[31] Do clitoris sem acentos, ou de como os erros ortográficos podem ter fundamentos semióticos
Muito se tem escrito sobre esse admirável centro de uma larga fatia da sexualidade humana (a heterossexualidade e a homossexualidade feminina). Mas, geralmente, com pouco cuidado, sobretudo no plano semiótico. Não se pode falar ainda de um
estado de catástrofe, mas já é preocupante.
Às vezes perguntam-me se se escreve clítoris ou clitóris, ou se as duas grafias são admissíveis. A esses respondo: nada disso.
Clítoris é manifestamente errado, pois é uma palavra grave. Daí, também, que não precise de acentuação no "o". Nem clítoris, nem clitóris: simplesmente clitoris, com a sílaba tónica no "o".
Mas o povo sabe mais que os linguistas, e a língua do povo tem um saber de experiência feito. É que há clitoris e clitoris. E essa diferença na realidade designada foi-se acobertando debaixo de uma diferença fonética - os "clítoris" e os "clitóris" - que por sua vez ganhou dimensão ortográfica.
Quando dizemos "clítoris", quem não se lembra imediatamente do clíname de Richard?

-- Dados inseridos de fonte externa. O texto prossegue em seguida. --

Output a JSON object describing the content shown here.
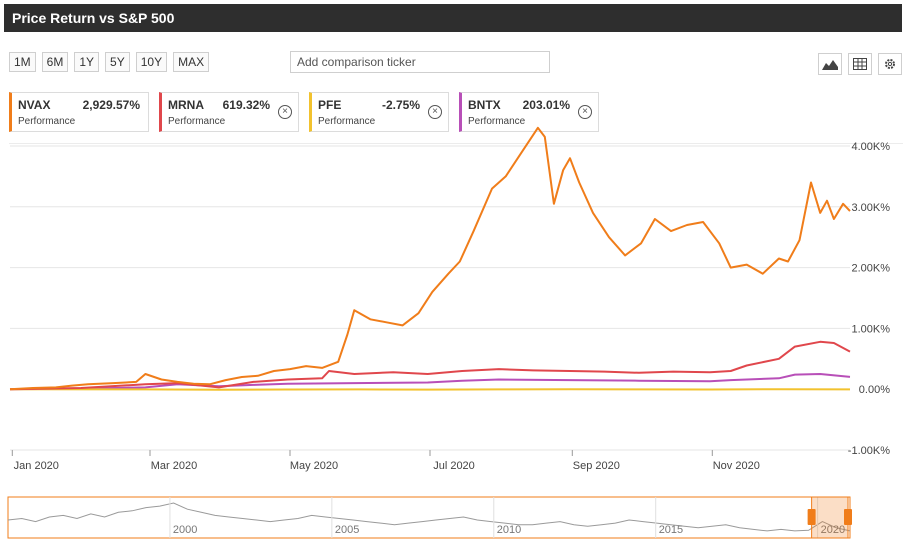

Algo de delicado, pequeno, escondido e insuspeitado no coração de uma flor, que só vê a luz do dia através de cuidadosa manipulação.

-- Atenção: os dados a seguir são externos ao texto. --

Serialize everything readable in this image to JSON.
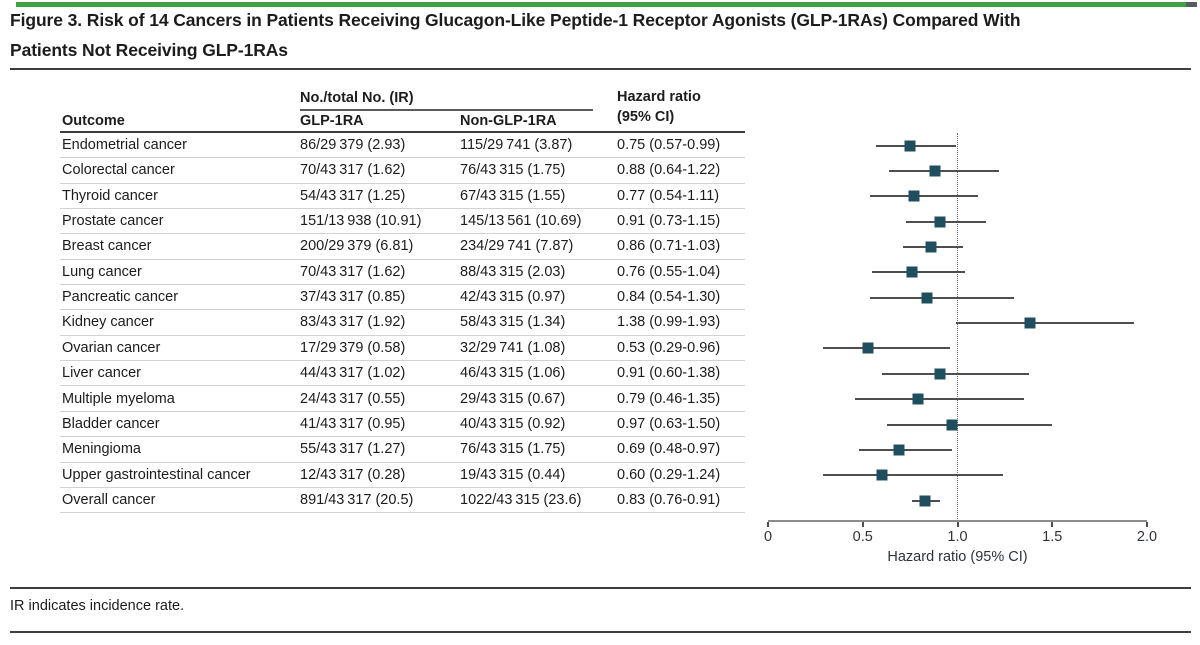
{
  "figure": {
    "title": "Figure 3. Risk of 14 Cancers in Patients Receiving Glucagon-Like Peptide-1 Receptor Agonists (GLP-1RAs) Compared With\nPatients Not Receiving GLP-1RAs",
    "footnote": "IR indicates incidence rate."
  },
  "colors": {
    "accent_green": "#3fa245",
    "accent_cap": "#565b5e",
    "marker_teal": "#1f4f5e",
    "ci_line": "#4e4e4e",
    "rule_dark": "#3d3d3d",
    "hairline": "#d2d2d2"
  },
  "table": {
    "group_header": "No./total No. (IR)",
    "columns": {
      "outcome": "Outcome",
      "glp1ra": "GLP-1RA",
      "non_glp1ra": "Non-GLP-1RA",
      "hazard_ratio": "Hazard ratio\n(95% CI)"
    },
    "rows": [
      {
        "outcome": "Endometrial cancer",
        "glp1ra": "86/29 379 (2.93)",
        "non_glp1ra": "115/29 741 (3.87)",
        "hr_ci": "0.75 (0.57-0.99)"
      },
      {
        "outcome": "Colorectal cancer",
        "glp1ra": "70/43 317 (1.62)",
        "non_glp1ra": "76/43 315 (1.75)",
        "hr_ci": "0.88 (0.64-1.22)"
      },
      {
        "outcome": "Thyroid cancer",
        "glp1ra": "54/43 317 (1.25)",
        "non_glp1ra": "67/43 315 (1.55)",
        "hr_ci": "0.77 (0.54-1.11)"
      },
      {
        "outcome": "Prostate cancer",
        "glp1ra": "151/13 938 (10.91)",
        "non_glp1ra": "145/13 561 (10.69)",
        "hr_ci": "0.91 (0.73-1.15)"
      },
      {
        "outcome": "Breast cancer",
        "glp1ra": "200/29 379 (6.81)",
        "non_glp1ra": "234/29 741 (7.87)",
        "hr_ci": "0.86 (0.71-1.03)"
      },
      {
        "outcome": "Lung cancer",
        "glp1ra": "70/43 317 (1.62)",
        "non_glp1ra": "88/43 315 (2.03)",
        "hr_ci": "0.76 (0.55-1.04)"
      },
      {
        "outcome": "Pancreatic cancer",
        "glp1ra": "37/43 317 (0.85)",
        "non_glp1ra": "42/43 315 (0.97)",
        "hr_ci": "0.84 (0.54-1.30)"
      },
      {
        "outcome": "Kidney cancer",
        "glp1ra": "83/43 317 (1.92)",
        "non_glp1ra": "58/43 315 (1.34)",
        "hr_ci": "1.38 (0.99-1.93)"
      },
      {
        "outcome": "Ovarian cancer",
        "glp1ra": "17/29 379 (0.58)",
        "non_glp1ra": "32/29 741 (1.08)",
        "hr_ci": "0.53 (0.29-0.96)"
      },
      {
        "outcome": "Liver cancer",
        "glp1ra": "44/43 317 (1.02)",
        "non_glp1ra": "46/43 315 (1.06)",
        "hr_ci": "0.91 (0.60-1.38)"
      },
      {
        "outcome": "Multiple myeloma",
        "glp1ra": "24/43 317 (0.55)",
        "non_glp1ra": "29/43 315 (0.67)",
        "hr_ci": "0.79 (0.46-1.35)"
      },
      {
        "outcome": "Bladder cancer",
        "glp1ra": "41/43 317 (0.95)",
        "non_glp1ra": "40/43 315 (0.92)",
        "hr_ci": "0.97 (0.63-1.50)"
      },
      {
        "outcome": "Meningioma",
        "glp1ra": "55/43 317 (1.27)",
        "non_glp1ra": "76/43 315 (1.75)",
        "hr_ci": "0.69 (0.48-0.97)"
      },
      {
        "outcome": "Upper gastrointestinal cancer",
        "glp1ra": "12/43 317 (0.28)",
        "non_glp1ra": "19/43 315 (0.44)",
        "hr_ci": "0.60 (0.29-1.24)"
      },
      {
        "outcome": "Overall cancer",
        "glp1ra": "891/43 317 (20.5)",
        "non_glp1ra": "1022/43 315 (23.6)",
        "hr_ci": "0.83 (0.76-0.91)"
      }
    ]
  },
  "chart_data": {
    "type": "forest",
    "title": "Risk of 14 Cancers in Patients Receiving GLP-1RAs Compared With Patients Not Receiving GLP-1RAs",
    "xlabel": "Hazard ratio (95% CI)",
    "xlim": [
      0,
      2.0
    ],
    "xticks": [
      {
        "value": 0,
        "label": "0"
      },
      {
        "value": 0.5,
        "label": "0.5"
      },
      {
        "value": 1.0,
        "label": "1.0"
      },
      {
        "value": 1.5,
        "label": "1.5"
      },
      {
        "value": 2.0,
        "label": "2.0"
      }
    ],
    "reference_line": 1.0,
    "grid": false,
    "legend": false,
    "rows": [
      {
        "outcome": "Endometrial cancer",
        "hr": 0.75,
        "lo": 0.57,
        "hi": 0.99
      },
      {
        "outcome": "Colorectal cancer",
        "hr": 0.88,
        "lo": 0.64,
        "hi": 1.22
      },
      {
        "outcome": "Thyroid cancer",
        "hr": 0.77,
        "lo": 0.54,
        "hi": 1.11
      },
      {
        "outcome": "Prostate cancer",
        "hr": 0.91,
        "lo": 0.73,
        "hi": 1.15
      },
      {
        "outcome": "Breast cancer",
        "hr": 0.86,
        "lo": 0.71,
        "hi": 1.03
      },
      {
        "outcome": "Lung cancer",
        "hr": 0.76,
        "lo": 0.55,
        "hi": 1.04
      },
      {
        "outcome": "Pancreatic cancer",
        "hr": 0.84,
        "lo": 0.54,
        "hi": 1.3
      },
      {
        "outcome": "Kidney cancer",
        "hr": 1.38,
        "lo": 0.99,
        "hi": 1.93
      },
      {
        "outcome": "Ovarian cancer",
        "hr": 0.53,
        "lo": 0.29,
        "hi": 0.96
      },
      {
        "outcome": "Liver cancer",
        "hr": 0.91,
        "lo": 0.6,
        "hi": 1.38
      },
      {
        "outcome": "Multiple myeloma",
        "hr": 0.79,
        "lo": 0.46,
        "hi": 1.35
      },
      {
        "outcome": "Bladder cancer",
        "hr": 0.97,
        "lo": 0.63,
        "hi": 1.5
      },
      {
        "outcome": "Meningioma",
        "hr": 0.69,
        "lo": 0.48,
        "hi": 0.97
      },
      {
        "outcome": "Upper gastrointestinal cancer",
        "hr": 0.6,
        "lo": 0.29,
        "hi": 1.24
      },
      {
        "outcome": "Overall cancer",
        "hr": 0.83,
        "lo": 0.76,
        "hi": 0.91
      }
    ]
  }
}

Porém, ninguém no seu perfeito juízo diria "clítoris" para se referir ao clitoris de Lotta Topp ou da fabulosa Linda Might, para já não falar da anabolizada Denise Massino. Aí, é preciso dizer "clitóris". Pletórico. Feérico. Homérico. Ou, melhor ainda, usar o também correcto
clitóride, que evita o ciciamento recatado do "s" final e obriga, muito apropriadamente, a empregar a linguodental "d".
Em conclusão: admitam-se as duas fonéticas, desde que utilizadas conscientemente para distinguir os clitoris proparoxítonos dos clitoris paroxítonos.

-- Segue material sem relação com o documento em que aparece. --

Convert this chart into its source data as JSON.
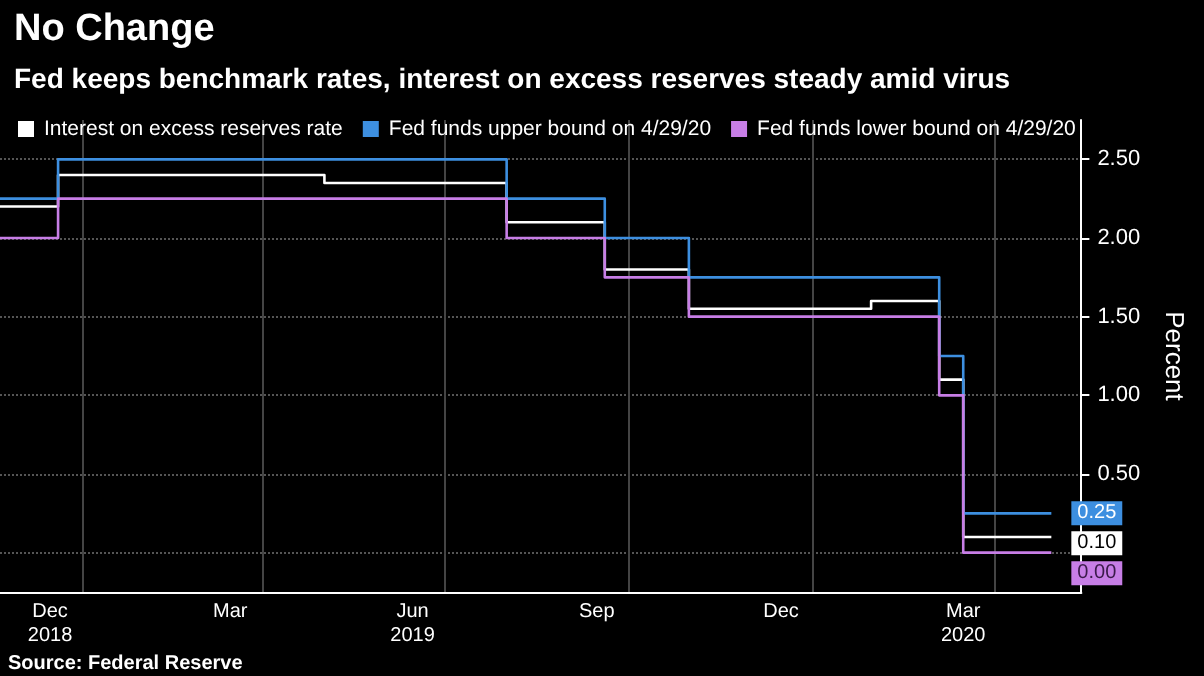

E a propósito: ouvi no outro dia uma senhora psico-sexóloga, num programa da TVI (a antiga televisão da Igreja) chamado AB...Sexo, por sinal muito broxante, afirmar que "o clitoris tem, em média, o tamanho de uma ervilha". Fiz já uma investigação sumária das marcas de ervilhas congeladas disponíveis no mercado e posso dizer que tenho fundadas dúvidas sobre a validade de tal afirmação. A não ser que só lhe tenham calhado no consultório clientes paroxítonas. Abençoada.